Rublow w Montpellier: "Jestem tutaj, ponieważ nie miałem dobrego początku roku".

Andrey Rublev otrzymał w ostatniej chwili dziką kartę do turnieju ATP 250 w Montpellier.
Po bardzo rozczarowującym początku sezonu, naznaczonym przegraną w pierwszej rundzie z Joao Fonsecą podczas Australian Open, Rosjanin chciał wziąć udział w turnieju, aby zbudować swoją pewność siebie i zyskać trochę czasu na grę.
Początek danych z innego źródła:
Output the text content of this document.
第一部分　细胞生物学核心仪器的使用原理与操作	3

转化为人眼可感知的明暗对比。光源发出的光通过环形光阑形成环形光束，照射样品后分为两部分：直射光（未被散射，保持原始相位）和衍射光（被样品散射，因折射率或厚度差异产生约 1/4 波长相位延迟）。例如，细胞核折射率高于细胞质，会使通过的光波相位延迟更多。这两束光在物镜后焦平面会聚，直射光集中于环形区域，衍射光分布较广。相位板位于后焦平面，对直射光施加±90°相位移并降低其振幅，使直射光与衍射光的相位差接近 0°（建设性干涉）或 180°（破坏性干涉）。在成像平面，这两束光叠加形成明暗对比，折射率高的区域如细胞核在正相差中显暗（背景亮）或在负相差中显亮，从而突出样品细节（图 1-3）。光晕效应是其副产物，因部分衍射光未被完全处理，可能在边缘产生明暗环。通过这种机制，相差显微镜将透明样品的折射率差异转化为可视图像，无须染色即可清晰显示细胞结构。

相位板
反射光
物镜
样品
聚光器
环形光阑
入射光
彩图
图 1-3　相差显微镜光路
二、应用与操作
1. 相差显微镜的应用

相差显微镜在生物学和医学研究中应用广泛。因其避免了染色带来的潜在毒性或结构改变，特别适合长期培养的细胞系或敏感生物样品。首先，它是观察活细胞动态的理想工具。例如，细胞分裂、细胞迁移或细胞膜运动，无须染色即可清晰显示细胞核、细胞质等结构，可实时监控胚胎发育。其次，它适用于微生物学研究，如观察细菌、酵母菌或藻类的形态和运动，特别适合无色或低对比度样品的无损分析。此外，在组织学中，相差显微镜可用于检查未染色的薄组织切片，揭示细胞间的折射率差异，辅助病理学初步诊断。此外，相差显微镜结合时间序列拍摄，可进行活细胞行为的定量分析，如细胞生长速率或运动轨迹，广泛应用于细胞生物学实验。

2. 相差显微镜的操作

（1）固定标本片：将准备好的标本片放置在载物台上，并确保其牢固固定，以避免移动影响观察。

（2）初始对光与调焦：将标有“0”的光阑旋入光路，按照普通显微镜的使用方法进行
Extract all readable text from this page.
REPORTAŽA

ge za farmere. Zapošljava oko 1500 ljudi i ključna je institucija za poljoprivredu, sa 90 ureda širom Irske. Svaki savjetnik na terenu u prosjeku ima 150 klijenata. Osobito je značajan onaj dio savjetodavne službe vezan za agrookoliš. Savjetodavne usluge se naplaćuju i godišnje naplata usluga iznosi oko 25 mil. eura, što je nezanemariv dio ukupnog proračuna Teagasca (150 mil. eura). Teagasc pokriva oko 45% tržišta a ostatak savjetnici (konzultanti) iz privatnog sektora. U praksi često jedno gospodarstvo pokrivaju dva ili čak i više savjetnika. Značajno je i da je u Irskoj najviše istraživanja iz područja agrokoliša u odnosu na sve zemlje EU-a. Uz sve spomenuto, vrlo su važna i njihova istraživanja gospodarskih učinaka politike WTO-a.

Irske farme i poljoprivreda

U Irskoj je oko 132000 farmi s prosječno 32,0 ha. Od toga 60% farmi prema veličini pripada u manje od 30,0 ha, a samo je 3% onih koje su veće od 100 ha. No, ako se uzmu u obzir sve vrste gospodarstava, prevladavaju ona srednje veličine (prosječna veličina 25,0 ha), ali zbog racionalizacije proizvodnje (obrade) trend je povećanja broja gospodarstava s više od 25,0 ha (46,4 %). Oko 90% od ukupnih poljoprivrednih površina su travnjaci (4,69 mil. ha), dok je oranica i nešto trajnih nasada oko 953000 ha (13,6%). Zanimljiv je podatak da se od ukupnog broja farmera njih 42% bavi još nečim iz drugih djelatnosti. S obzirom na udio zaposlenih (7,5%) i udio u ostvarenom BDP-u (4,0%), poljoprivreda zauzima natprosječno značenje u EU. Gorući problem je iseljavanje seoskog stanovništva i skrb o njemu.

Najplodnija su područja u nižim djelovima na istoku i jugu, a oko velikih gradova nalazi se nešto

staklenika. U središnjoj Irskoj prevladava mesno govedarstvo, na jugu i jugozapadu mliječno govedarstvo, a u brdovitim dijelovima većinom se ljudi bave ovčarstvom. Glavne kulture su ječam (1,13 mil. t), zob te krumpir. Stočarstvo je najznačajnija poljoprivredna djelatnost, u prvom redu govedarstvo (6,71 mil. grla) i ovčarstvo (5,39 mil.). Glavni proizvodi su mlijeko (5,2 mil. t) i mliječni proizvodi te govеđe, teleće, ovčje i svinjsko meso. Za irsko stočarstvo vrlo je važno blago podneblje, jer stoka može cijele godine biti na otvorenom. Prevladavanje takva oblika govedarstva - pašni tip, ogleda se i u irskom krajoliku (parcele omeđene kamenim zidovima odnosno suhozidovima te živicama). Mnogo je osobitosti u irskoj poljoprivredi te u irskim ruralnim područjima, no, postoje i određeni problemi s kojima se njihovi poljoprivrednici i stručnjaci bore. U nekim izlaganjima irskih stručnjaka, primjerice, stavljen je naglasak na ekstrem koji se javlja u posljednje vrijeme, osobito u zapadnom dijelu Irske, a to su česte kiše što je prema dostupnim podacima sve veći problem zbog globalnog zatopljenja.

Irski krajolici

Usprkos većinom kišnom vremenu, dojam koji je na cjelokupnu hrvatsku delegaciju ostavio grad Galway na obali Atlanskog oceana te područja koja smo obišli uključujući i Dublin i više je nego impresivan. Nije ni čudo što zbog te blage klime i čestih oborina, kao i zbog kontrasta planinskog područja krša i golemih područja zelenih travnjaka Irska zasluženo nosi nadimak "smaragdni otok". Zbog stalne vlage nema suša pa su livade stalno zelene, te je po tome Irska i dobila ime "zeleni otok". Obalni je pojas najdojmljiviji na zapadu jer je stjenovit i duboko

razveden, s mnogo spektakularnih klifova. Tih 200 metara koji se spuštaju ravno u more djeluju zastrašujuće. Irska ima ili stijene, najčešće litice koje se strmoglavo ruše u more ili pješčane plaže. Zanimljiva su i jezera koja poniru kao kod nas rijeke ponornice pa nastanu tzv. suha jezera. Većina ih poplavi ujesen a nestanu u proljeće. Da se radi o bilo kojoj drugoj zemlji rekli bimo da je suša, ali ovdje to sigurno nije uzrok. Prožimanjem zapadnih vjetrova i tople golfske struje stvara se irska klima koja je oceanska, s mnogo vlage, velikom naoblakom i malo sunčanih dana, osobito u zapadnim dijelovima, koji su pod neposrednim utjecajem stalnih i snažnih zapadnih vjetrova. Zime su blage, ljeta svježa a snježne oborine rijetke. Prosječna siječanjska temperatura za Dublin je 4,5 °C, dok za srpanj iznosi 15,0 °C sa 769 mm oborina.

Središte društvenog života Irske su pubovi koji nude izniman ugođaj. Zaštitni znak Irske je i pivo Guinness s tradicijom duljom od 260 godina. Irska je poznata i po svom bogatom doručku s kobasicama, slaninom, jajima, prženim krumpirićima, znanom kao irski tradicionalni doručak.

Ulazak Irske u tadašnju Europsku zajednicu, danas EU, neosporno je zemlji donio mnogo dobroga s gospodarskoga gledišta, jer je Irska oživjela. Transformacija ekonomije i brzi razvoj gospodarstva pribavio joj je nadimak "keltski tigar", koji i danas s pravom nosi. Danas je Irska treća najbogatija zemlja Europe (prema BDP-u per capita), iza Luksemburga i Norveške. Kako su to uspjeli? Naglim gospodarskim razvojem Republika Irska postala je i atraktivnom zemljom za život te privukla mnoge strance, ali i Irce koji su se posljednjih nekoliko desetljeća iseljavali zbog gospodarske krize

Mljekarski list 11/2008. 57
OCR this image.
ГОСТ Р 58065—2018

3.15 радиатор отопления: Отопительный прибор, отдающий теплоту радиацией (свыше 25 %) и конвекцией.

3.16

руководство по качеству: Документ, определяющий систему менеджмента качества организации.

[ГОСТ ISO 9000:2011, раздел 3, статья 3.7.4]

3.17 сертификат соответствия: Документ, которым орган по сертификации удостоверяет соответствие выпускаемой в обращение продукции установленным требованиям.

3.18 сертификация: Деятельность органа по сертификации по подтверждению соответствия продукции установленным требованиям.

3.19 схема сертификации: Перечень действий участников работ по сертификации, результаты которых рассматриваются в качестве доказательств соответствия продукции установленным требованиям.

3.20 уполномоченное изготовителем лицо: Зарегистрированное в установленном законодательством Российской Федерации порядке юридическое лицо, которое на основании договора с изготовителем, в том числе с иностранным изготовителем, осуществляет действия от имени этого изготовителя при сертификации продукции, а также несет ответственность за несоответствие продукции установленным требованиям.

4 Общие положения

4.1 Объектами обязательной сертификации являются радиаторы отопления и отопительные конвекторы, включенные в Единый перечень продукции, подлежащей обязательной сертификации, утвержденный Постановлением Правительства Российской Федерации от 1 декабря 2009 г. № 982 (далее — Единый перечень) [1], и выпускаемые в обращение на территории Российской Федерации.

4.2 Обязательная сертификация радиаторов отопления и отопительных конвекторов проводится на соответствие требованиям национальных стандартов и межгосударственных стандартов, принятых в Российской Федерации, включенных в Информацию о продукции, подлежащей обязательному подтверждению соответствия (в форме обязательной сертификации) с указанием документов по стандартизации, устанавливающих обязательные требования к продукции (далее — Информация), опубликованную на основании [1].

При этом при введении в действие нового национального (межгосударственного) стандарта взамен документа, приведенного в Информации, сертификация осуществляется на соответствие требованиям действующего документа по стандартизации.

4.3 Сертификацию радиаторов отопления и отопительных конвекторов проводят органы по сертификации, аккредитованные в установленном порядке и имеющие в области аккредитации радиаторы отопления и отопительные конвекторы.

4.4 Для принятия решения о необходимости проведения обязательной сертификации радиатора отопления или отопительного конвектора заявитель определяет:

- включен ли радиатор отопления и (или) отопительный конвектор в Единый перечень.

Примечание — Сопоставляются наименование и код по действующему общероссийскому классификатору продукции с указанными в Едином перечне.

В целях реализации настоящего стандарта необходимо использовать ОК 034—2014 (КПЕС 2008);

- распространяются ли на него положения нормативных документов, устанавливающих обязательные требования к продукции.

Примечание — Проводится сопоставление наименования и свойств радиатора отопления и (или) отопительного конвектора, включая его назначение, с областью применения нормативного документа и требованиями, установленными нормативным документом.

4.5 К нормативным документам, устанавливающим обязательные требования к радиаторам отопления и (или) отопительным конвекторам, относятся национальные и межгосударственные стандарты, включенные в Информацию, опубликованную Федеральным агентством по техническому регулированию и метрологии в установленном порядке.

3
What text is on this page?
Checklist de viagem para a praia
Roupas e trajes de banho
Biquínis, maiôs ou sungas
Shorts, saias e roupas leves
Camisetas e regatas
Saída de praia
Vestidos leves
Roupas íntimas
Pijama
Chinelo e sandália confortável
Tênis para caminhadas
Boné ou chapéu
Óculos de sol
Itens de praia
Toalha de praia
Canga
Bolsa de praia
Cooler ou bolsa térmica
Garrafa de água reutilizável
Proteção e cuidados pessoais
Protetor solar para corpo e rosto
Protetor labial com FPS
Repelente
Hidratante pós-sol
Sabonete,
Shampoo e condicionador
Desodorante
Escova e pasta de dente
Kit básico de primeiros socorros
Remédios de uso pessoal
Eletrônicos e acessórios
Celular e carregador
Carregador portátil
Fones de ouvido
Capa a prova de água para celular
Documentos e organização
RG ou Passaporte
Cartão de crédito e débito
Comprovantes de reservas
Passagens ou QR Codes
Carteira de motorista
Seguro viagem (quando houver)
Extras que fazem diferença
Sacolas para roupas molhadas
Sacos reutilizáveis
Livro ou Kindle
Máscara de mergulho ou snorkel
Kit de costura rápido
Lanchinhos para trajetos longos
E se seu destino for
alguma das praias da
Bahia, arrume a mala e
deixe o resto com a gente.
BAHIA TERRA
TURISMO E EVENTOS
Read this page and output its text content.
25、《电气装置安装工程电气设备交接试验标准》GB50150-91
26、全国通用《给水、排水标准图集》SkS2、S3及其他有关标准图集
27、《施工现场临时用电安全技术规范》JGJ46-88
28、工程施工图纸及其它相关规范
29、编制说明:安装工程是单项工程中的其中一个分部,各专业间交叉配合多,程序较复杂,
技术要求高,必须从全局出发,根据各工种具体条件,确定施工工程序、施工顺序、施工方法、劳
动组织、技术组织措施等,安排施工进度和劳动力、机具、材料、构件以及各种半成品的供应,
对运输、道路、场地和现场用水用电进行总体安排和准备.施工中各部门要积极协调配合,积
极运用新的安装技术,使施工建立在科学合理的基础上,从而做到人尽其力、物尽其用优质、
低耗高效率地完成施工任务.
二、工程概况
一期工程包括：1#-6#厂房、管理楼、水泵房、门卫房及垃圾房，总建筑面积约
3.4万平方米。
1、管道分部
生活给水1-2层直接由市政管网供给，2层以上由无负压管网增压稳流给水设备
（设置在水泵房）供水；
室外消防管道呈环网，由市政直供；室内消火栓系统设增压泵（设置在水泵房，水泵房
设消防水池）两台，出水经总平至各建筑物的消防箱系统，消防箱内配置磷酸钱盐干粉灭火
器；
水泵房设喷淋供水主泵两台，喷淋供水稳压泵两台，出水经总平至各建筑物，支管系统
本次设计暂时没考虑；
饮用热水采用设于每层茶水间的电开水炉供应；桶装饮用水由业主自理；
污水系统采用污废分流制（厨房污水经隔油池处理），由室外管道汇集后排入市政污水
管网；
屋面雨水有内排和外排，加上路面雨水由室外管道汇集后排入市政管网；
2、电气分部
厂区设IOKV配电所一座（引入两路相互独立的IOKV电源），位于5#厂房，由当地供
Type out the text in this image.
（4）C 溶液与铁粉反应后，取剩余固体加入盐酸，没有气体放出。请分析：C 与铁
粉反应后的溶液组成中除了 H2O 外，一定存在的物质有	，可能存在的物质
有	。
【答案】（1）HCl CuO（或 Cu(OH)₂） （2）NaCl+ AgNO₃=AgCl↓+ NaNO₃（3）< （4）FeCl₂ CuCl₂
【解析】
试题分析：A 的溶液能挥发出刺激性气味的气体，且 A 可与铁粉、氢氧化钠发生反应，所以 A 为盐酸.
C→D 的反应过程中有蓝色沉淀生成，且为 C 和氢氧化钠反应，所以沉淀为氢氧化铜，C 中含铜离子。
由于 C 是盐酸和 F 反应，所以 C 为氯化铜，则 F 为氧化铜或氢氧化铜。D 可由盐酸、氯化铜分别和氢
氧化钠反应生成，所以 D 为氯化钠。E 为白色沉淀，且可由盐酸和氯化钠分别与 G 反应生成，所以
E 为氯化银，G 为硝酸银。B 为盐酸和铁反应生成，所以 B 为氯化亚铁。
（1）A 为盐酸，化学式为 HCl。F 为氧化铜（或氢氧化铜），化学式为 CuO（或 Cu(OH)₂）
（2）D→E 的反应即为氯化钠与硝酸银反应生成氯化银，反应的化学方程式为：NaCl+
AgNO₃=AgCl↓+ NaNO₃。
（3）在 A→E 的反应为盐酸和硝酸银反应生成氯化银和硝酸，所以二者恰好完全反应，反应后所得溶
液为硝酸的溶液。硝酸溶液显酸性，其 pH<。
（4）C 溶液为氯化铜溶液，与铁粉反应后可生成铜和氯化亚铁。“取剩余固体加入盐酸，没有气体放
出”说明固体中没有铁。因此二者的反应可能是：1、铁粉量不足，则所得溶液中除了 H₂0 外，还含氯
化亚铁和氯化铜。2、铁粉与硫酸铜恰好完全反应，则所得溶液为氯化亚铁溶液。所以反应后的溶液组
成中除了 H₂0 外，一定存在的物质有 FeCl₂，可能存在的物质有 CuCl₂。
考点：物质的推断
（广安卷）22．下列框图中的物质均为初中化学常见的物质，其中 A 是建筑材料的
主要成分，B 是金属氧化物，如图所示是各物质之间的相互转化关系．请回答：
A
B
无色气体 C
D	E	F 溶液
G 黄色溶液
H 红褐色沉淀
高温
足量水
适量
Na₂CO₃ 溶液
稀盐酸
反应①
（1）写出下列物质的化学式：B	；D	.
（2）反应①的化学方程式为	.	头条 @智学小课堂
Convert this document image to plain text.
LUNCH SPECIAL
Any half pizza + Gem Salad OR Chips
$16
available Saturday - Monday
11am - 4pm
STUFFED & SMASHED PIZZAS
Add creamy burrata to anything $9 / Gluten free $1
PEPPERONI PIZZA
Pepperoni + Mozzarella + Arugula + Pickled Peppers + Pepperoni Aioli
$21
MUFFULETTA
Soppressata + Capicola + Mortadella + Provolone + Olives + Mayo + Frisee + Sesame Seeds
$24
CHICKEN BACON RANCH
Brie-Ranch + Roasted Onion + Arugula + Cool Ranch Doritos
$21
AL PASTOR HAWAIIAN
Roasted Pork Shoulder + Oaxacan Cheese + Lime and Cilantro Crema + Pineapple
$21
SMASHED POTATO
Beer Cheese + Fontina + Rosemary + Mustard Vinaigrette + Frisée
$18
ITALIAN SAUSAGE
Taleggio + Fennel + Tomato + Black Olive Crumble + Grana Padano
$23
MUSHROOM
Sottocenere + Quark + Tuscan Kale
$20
Wygrywając swój mecz pierwszej rundy w Montpellier w dwóch setach przeciwko Christopherowi Eubanksowi, powiedział w komentarzach przekazanych przez Tennis Actu: "Oczywiście, chcę wygrywać mecze i wrócić do dobrego rytmu.
Jestem tutaj, ponieważ nie miałem dobrego początku roku z dwiema porażkami w tylu meczach. Dobrze trenowałem przed sezonem i przegrywam.
Trenowałem ponownie przez dwa tygodnie i przegrałem. Gdybym nie przyjechał do Montpellier, trenowałbym przez kolejne trzy tygodnie.
Czasami jest to skomplikowane. Czasami granie za dużo też jest skomplikowane, jest wyczerpujące.
Ale tak samo jest, gdy wszystko, co robisz, to trening. Mentalnie nie jest to najlepsza rzecz, chcesz wrócić do emocji związanych z turniejami.
Poszło dobrze. Zobaczymy później.
Celem jest utrzymanie dyscypliny na korcie i znalezienie dobrej równowagi. Jeśli mi się to uda, reszta powinna pójść za tym.